La défaite contre le Red Star, est-elle une défaite à ne pas relativiser ?
Il y a une problématique autour du temps de jeu de certains joueurs qui joueront certainement moins à la suite de cette élimination. Là, il faudra plus une certaine exigence dans le timing et dans la durée pour maintenir cette place au classement. Il faudra qu’ils restent concernés pour répondre présents au moment où on fera appel à eux.
Si on excepte le titre de 98, quel est votre plus beau souvenir au RC Lens en tant que joueur ?

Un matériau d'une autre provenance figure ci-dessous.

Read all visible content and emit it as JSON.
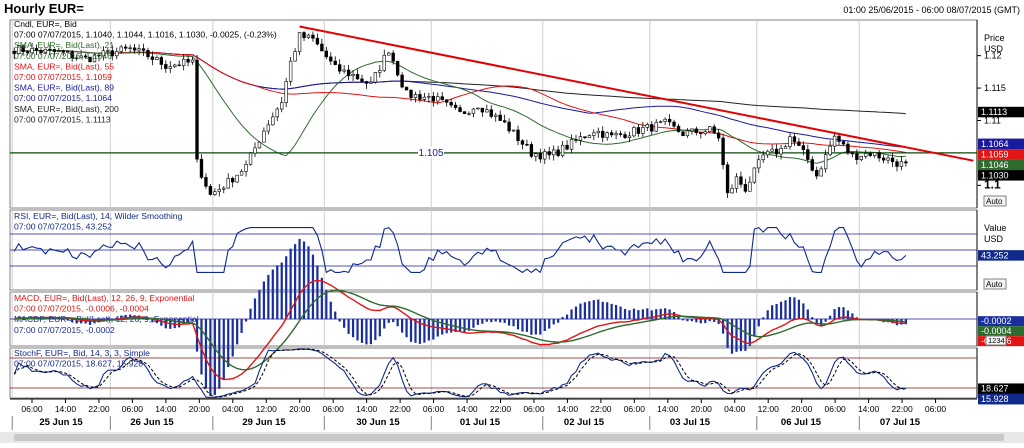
{
  "header": {
    "title": "Hourly EUR=",
    "range": "01:00 25/06/2015 - 06:00 08/07/2015 (GMT)"
  },
  "colors": {
    "price": "#000000",
    "sma21": "#2e6b2e",
    "sma55": "#e31414",
    "sma89": "#1a1a9e",
    "sma200": "#222222",
    "trend": "#e30000",
    "level": "#0a4a0a",
    "rsi": "#102a8c",
    "macd": "#e31414",
    "macdf": "#2e6b2e",
    "hist": "#1a2f9e",
    "stoch_k": "#102a8c",
    "stoch_d": "#000000"
  },
  "legend": {
    "main": [
      {
        "text": "Cndl, EUR=, Bid",
        "color": "#000000"
      },
      {
        "text": "07:00 07/07/2015, 1.1040, 1.1044, 1.1016, 1.1030, -0.0025, (-0.23%)",
        "color": "#000000"
      },
      {
        "text": "SMA, EUR=, Bid(Last), 21",
        "color": "#2e6b2e"
      },
      {
        "text": "07:00 07/07/2015, 1.1046",
        "color": "#2e6b2e"
      },
      {
        "text": "SMA, EUR=, Bid(Last), 55",
        "color": "#e31414"
      },
      {
        "text": "07:00 07/07/2015, 1.1059",
        "color": "#e31414"
      },
      {
        "text": "SMA, EUR=, Bid(Last), 89",
        "color": "#1a1a9e"
      },
      {
        "text": "07:00 07/07/2015, 1.1064",
        "color": "#1a1a9e"
      },
      {
        "text": "SMA, EUR=, Bid(Last), 200",
        "color": "#222222"
      },
      {
        "text": "07:00 07/07/2015, 1.1113",
        "color": "#222222"
      }
    ],
    "rsi": [
      {
        "text": "RSI, EUR=, Bid(Last), 14, Wilder Smoothing",
        "color": "#102a8c"
      },
      {
        "text": "07:00 07/07/2015, 43.252",
        "color": "#102a8c"
      }
    ],
    "macd": [
      {
        "text": "MACD, EUR=, Bid(Last), 12, 26, 9, Exponential",
        "color": "#e31414"
      },
      {
        "text": "07:00 07/07/2015, -0.0006, -0.0004",
        "color": "#e31414"
      },
      {
        "text": "MACDF, EUR=, Bid(Last), 12, 26, 9, Exponential",
        "color": "#1a2f9e"
      },
      {
        "text": "07:00 07/07/2015, -0.0002",
        "color": "#1a2f9e"
      }
    ],
    "stoch": [
      {
        "text": "StochF, EUR=, Bid, 14, 3, 3, Simple",
        "color": "#102a8c"
      },
      {
        "text": "07:00 07/07/2015, 18.627, 15.928",
        "color": "#102a8c"
      }
    ]
  },
  "axes": {
    "price_title": "Price",
    "price_unit": "USD",
    "value_title": "Value",
    "value_unit": "USD",
    "auto": "Auto",
    "macd_box": "1234"
  },
  "level_label": "1.105",
  "price_ticks": [
    {
      "v": 1.12,
      "label": "1.12",
      "bold": false
    },
    {
      "v": 1.115,
      "label": "1.115",
      "bold": false
    },
    {
      "v": 1.11,
      "label": "1.11",
      "bold": false
    },
    {
      "v": 1.1,
      "label": "1.1",
      "bold": true
    }
  ],
  "price_tags": [
    {
      "v": 1.1113,
      "label": "1.1113",
      "bg": "#000000",
      "fg": "#ffffff"
    },
    {
      "v": 1.1064,
      "label": "1.1064",
      "bg": "#1a1a9e",
      "fg": "#ffffff"
    },
    {
      "v": 1.1059,
      "label": "1.1059",
      "bg": "#e31414",
      "fg": "#ffffff"
    },
    {
      "v": 1.1046,
      "label": "1.1046",
      "bg": "#2e6b2e",
      "fg": "#ffffff"
    },
    {
      "v": 1.103,
      "label": "1.1030",
      "bg": "#000000",
      "fg": "#ffffff"
    }
  ],
  "rsi_tags": [
    {
      "v": 43.252,
      "label": "43.252",
      "bg": "#102a8c",
      "fg": "#ffffff"
    }
  ],
  "macd_tags": [
    {
      "v": -0.0002,
      "label": "-0.0002",
      "bg": "#1a2f9e",
      "fg": "#ffffff"
    },
    {
      "v": -0.0004,
      "label": "-0.0004",
      "bg": "#2e6b2e",
      "fg": "#ffffff"
    },
    {
      "v": -0.0006,
      "label": "-0.0006",
      "bg": "#e31414",
      "fg": "#ffffff"
    }
  ],
  "stoch_tags": [
    {
      "v": 18.627,
      "label": "18.627",
      "bg": "#000000",
      "fg": "#ffffff"
    },
    {
      "v": 15.928,
      "label": "15.928",
      "bg": "#102a8c",
      "fg": "#ffffff"
    }
  ],
  "time_axis": {
    "hour_labels": [
      "06:00",
      "14:00",
      "22:00",
      "06:00",
      "14:00",
      "20:00",
      "04:00",
      "12:00",
      "20:00",
      "06:00",
      "14:00",
      "22:00",
      "06:00",
      "14:00",
      "22:00",
      "06:00",
      "14:00",
      "22:00",
      "06:00",
      "14:00",
      "20:00",
      "04:00",
      "12:00",
      "20:00",
      "06:00",
      "14:00",
      "22:00",
      "06:00"
    ],
    "day_labels": [
      "25 Jun 15",
      "26 Jun 15",
      "29 Jun 15",
      "30 Jun 15",
      "01 Jul 15",
      "02 Jul 15",
      "03 Jul 15",
      "06 Jul 15",
      "07 Jul 15"
    ]
  },
  "chart_data": {
    "type": "line",
    "title": "Hourly EUR=",
    "x_note": "hourly bars 25 Jun 2015 - 07 Jul 2015",
    "price_range": [
      1.0965,
      1.1255
    ],
    "rsi_range": [
      0,
      100
    ],
    "macd_range": [
      -0.0025,
      0.0025
    ],
    "stoch_range": [
      0,
      100
    ],
    "price_keypoints": [
      {
        "i": 0,
        "v": 1.121
      },
      {
        "i": 10,
        "v": 1.1205
      },
      {
        "i": 16,
        "v": 1.1195
      },
      {
        "i": 22,
        "v": 1.1205
      },
      {
        "i": 26,
        "v": 1.121
      },
      {
        "i": 30,
        "v": 1.12
      },
      {
        "i": 34,
        "v": 1.1185
      },
      {
        "i": 40,
        "v": 1.119
      },
      {
        "i": 41,
        "v": 1.1035
      },
      {
        "i": 44,
        "v": 1.0985
      },
      {
        "i": 48,
        "v": 1.1005
      },
      {
        "i": 52,
        "v": 1.103
      },
      {
        "i": 56,
        "v": 1.1085
      },
      {
        "i": 60,
        "v": 1.113
      },
      {
        "i": 62,
        "v": 1.119
      },
      {
        "i": 64,
        "v": 1.123
      },
      {
        "i": 67,
        "v": 1.1225
      },
      {
        "i": 72,
        "v": 1.118
      },
      {
        "i": 76,
        "v": 1.117
      },
      {
        "i": 80,
        "v": 1.1155
      },
      {
        "i": 84,
        "v": 1.121
      },
      {
        "i": 88,
        "v": 1.114
      },
      {
        "i": 94,
        "v": 1.1135
      },
      {
        "i": 100,
        "v": 1.111
      },
      {
        "i": 104,
        "v": 1.1125
      },
      {
        "i": 110,
        "v": 1.1095
      },
      {
        "i": 116,
        "v": 1.105
      },
      {
        "i": 120,
        "v": 1.1045
      },
      {
        "i": 124,
        "v": 1.106
      },
      {
        "i": 130,
        "v": 1.1085
      },
      {
        "i": 134,
        "v": 1.1075
      },
      {
        "i": 140,
        "v": 1.1085
      },
      {
        "i": 146,
        "v": 1.1095
      },
      {
        "i": 150,
        "v": 1.108
      },
      {
        "i": 156,
        "v": 1.1085
      },
      {
        "i": 158,
        "v": 1.1075
      },
      {
        "i": 160,
        "v": 1.0985
      },
      {
        "i": 162,
        "v": 1.101
      },
      {
        "i": 164,
        "v": 1.0995
      },
      {
        "i": 168,
        "v": 1.1045
      },
      {
        "i": 172,
        "v": 1.1055
      },
      {
        "i": 174,
        "v": 1.1075
      },
      {
        "i": 178,
        "v": 1.104
      },
      {
        "i": 180,
        "v": 1.1015
      },
      {
        "i": 184,
        "v": 1.1075
      },
      {
        "i": 188,
        "v": 1.1045
      },
      {
        "i": 192,
        "v": 1.105
      },
      {
        "i": 198,
        "v": 1.1035
      },
      {
        "i": 200,
        "v": 1.103
      }
    ],
    "series": [
      {
        "name": "Cndl, EUR=, Bid",
        "last": 1.103
      },
      {
        "name": "SMA, EUR=, Bid(Last), 21",
        "last": 1.1046
      },
      {
        "name": "SMA, EUR=, Bid(Last), 55",
        "last": 1.1059
      },
      {
        "name": "SMA, EUR=, Bid(Last), 89",
        "last": 1.1064
      },
      {
        "name": "SMA, EUR=, Bid(Last), 200",
        "last": 1.1113
      }
    ],
    "horizontal_level": 1.105,
    "trendline": {
      "from": {
        "i": 64,
        "v": 1.1245
      },
      "to": {
        "i": 212,
        "v": 1.1038
      }
    },
    "indicators": {
      "rsi": {
        "last": 43.252,
        "bands": [
          30,
          50,
          70
        ]
      },
      "macd": {
        "macd": -0.0006,
        "signal": -0.0004,
        "hist": -0.0002
      },
      "stoch": {
        "k": 18.627,
        "d": 15.928
      }
    }
  }
}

Mon plus beau souvenir serait le moment où l’on est remonté au moment des barrages contre le Toulouse FC en 1991. Le stade était rempli alors que nous avions perdu le match aller 4-0. Ensuite, mon autre beau souvenir serait la qualification pour la coupe d’Europe en 1995 avec Patrice Bergues.
Et votre pire souvenir ?
J’aurais aimé finir sur un titre en 2002 à Lyon. Même s’il faut être objectif, en début de saison nous n’étions pas programmés pour finir en Ligue des Champions.
Vous avez connu l’équipe de France A’, mais vous n’avez jamais été sélectionné en A, est-ce un regret pour vous ?

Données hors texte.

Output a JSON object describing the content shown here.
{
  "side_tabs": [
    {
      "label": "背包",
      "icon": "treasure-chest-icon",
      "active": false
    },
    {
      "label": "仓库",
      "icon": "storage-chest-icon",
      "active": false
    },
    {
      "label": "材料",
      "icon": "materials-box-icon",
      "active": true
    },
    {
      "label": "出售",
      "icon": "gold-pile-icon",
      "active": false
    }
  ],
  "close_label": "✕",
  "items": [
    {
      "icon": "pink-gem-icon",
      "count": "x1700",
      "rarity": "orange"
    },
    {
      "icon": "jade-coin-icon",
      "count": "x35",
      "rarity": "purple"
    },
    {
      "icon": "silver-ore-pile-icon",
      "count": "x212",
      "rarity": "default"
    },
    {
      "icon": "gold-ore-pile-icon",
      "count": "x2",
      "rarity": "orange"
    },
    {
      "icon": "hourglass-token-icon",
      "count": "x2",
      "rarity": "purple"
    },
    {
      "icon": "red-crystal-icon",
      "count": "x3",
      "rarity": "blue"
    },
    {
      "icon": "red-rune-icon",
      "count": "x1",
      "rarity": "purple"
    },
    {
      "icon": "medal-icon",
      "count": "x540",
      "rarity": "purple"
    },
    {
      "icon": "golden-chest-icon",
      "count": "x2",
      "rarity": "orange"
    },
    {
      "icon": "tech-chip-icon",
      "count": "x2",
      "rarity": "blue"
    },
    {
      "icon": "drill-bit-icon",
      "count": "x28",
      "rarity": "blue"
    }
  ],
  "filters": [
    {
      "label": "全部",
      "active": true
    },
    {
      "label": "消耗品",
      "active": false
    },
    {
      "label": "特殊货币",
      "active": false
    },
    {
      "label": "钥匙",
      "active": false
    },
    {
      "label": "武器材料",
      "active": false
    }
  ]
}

Oui c’est un regret, car en jouant au haut niveau on se fixe des objectifs réalisables et celui-ci en était un. L’année où j’aurai pu l’être Aimé Jacquet a fait des choix, et il a eu raison puisqu’il finit champions du monde. Pourtant j’étais dans ses petits papiers suite à différentes discussions que l’on a eues avec lui et Patrice Bergues. Il y avait eu beaucoup de concurrence, puisque même un axial comme Thuram a fini arrière droit.

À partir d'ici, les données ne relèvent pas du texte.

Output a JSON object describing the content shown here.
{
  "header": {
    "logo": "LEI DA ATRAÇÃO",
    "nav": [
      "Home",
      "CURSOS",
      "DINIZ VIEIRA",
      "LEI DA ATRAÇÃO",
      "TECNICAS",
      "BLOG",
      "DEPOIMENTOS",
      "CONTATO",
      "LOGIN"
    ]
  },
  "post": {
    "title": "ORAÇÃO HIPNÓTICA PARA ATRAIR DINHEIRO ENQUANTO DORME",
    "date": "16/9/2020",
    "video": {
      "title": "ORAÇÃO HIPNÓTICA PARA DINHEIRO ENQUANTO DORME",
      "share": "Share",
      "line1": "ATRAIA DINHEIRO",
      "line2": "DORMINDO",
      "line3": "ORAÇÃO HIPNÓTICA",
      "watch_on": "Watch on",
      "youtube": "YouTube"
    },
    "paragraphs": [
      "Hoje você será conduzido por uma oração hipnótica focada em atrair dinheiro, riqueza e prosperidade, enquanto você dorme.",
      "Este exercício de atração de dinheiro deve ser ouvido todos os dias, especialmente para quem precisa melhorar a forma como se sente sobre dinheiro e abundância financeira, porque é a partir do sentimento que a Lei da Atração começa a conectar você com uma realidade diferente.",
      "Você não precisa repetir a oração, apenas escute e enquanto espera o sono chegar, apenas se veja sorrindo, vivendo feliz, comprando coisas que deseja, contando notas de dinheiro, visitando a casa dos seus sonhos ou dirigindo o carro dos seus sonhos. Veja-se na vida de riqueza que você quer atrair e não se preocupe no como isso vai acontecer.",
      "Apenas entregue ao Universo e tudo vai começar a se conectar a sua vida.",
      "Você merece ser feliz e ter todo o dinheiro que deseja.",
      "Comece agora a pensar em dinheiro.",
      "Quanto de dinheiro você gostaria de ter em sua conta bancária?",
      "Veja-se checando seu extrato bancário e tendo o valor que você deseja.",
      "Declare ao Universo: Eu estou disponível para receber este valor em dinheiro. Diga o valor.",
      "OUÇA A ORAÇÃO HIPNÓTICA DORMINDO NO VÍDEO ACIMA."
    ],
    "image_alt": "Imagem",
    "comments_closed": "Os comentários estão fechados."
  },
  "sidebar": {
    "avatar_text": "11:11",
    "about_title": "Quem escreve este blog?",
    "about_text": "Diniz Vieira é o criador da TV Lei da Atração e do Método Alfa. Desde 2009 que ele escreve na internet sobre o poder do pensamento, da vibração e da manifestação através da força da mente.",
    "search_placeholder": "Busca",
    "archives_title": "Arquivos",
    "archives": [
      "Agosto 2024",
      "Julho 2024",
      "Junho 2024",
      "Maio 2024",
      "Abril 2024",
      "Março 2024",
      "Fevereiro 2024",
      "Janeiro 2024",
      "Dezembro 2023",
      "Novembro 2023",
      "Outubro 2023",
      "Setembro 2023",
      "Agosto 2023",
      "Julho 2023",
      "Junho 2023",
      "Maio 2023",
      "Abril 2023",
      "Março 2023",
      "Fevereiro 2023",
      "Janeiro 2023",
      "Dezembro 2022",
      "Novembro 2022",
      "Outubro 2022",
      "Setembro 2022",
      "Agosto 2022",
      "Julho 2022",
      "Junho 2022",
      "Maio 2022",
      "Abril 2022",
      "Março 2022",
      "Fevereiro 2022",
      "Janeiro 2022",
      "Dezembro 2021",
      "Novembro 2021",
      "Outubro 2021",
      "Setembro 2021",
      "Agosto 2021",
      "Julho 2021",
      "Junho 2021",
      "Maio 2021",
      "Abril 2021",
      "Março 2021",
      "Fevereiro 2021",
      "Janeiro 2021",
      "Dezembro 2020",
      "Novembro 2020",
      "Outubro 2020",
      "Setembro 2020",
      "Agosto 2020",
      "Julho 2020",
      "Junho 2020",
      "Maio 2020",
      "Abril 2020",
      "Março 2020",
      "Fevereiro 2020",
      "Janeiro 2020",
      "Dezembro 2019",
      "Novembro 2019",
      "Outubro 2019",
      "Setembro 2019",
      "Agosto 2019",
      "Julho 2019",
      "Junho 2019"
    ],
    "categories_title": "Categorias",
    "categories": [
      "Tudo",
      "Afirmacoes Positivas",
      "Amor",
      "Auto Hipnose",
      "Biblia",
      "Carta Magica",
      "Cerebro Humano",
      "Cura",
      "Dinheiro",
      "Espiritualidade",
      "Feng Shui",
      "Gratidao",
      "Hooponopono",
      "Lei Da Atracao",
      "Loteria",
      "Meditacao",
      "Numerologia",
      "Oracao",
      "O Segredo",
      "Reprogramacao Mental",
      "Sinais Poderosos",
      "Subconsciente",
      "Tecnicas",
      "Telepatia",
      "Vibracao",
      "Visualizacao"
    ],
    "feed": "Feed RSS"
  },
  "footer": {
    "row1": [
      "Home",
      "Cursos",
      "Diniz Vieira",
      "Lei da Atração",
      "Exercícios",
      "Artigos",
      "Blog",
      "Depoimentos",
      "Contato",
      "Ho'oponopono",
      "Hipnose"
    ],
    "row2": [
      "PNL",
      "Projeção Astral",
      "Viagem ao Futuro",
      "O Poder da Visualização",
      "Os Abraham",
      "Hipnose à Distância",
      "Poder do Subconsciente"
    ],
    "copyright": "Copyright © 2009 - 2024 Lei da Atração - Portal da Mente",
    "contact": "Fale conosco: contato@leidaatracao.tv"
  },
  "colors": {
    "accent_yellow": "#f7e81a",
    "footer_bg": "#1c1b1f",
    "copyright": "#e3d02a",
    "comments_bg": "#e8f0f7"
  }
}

Quel a été votre meilleur partenaire dans l’axe ? Celui avec qui vous vous sentiez en confiance.
Il y en a plusieurs, que ce soit Cyril Magnier ou Fred Déhu. Ceux sont ces garçons là avec qui j’ai eu les plus belles années, même si quand j’ai commencé je jouais avec Didier Sénac ou Francis Gillot.
Quel est le joueur lensois qui vous a le plus impressionné dans votre carrière ?
Venancio Ramos, qui est un uruguayen arrivé en 1984. C’est le premier à avoir fait le coup du foulard dans un match contre l’OM. Vraiment un joueur qui m’a marqué par son talent et sa finesse technique.
En 1998, lors du match Lens-PSG, j’ai cru apercevoir un système de jeu assez identique à celui d’aujourd’hui avec 3 défenseurs et des pistons…
C’était un mix où nous étions en zone avec un certain équilibre. Je l’ai revu il n’y a pas longtemps et le rythme que nous avions mis lors de ce match… Les parisiens n’ont pas compris ce qui leur arrivait, car même à 3-0 on essayait de mettre le quatrième.
On parle beaucoup de la qualité technique de l’équipe de 1998, notamment avec Stéphane Ziani et Vladimir Smicer, mais cette équipe avait aussi d’énormes qualités physiques pour répéter les efforts…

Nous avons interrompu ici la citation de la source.